Personal information
- Full name: Cecil Georges Demulder
- Date of birth: 12 May 1919
- Place of birth: Elisabethville, Belgian Congo
- Date of death: 6 May 1983 (aged 63)
- Place of death: Brussels, Belgium
- Position: Forward

Youth career
- 1934–1936: White Star

Senior career*
- Years: Team / Apps / (Gls)
- 1936–1939: White Star
- 1940–1941: Sporting CP / 14 / (8)
- 1941–1947: White Star

International career
- 1937–1939: Belgium / 2? / (0)

= Georges Demulder =

Belgian footballer(

Cecil Georges Demulder (12 May 1919 - 6 May 1983) was a Belgian footballer who played as a forward. He made one appearance for the Belgium national team in 1939. He was a winger for White Star A.C., today's Molenbeek, and for Sporting CP.

== Club career ==
Georges Demulder played his first match for White Star AC in 1936. The club played in the first tier, Belgian Division of Honour. Demulder gradually became an important player in the team and his good performances earned him a selection for the Belgian national team in 1939.

With the Second World War approaching, the Demulder family moved to Portugal, where Georges's father could continue his work in the diamond industry. Georges Demulder joined the top club Sporting Clube de Portugal where he scored 14 goals, topping off with the Portuguese national championship of 1940–41. he scored 8 goals that season, including one against Benfica Lisbon. After the father had died in 1941, officially through a car accident yet according to Georges's brother-in-law Arsène Vaillant by assassination, the Demulder family returned to Brussels.

With more war interruptions, Georges returned to play for White Star AC until it was relegated from the first tier in 1947.

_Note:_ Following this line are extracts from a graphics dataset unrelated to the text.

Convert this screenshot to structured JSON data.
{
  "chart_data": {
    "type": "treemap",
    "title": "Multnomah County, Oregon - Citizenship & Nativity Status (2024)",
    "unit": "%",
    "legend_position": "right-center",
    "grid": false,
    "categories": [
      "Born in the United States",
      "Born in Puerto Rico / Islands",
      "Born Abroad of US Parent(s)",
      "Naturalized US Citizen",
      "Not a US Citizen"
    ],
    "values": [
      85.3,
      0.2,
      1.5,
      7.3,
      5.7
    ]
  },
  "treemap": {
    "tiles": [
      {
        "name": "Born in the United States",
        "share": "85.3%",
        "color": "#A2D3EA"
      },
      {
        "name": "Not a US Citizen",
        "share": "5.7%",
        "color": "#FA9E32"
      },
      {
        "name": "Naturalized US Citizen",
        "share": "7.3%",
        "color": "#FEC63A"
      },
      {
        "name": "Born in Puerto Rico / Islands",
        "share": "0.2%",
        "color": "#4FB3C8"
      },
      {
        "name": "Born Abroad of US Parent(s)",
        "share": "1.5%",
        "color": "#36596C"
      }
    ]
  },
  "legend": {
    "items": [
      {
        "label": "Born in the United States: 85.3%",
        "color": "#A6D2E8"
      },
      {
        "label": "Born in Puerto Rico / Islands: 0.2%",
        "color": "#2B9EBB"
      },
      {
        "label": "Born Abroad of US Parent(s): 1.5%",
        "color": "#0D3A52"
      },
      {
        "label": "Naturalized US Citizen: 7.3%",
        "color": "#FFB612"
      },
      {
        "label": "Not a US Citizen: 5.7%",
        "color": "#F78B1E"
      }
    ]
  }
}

== International career ==
Initially, Demulder joined the second squad of the Belgium national team, playing a match against the Netherlands in 1937.

Demulder played at least one official international match on the first squad of the national team, on 14 May 1939. The match ended in a 2–1 loss for the "Red Devils" against Switzerland. Demulder was only the second White Star player to play on the Belgium national team, after Jean Fievez.

The international career of Demulder was disrupted by the Demulder family fleeing to Lisbon and the Second World War. Demulder's brother-in-law, Arsène Vaillant, playing for the same club, played later on the national team.

== Death ==
Demulder died on 6 May 1983, six days shy of his 64th birthday.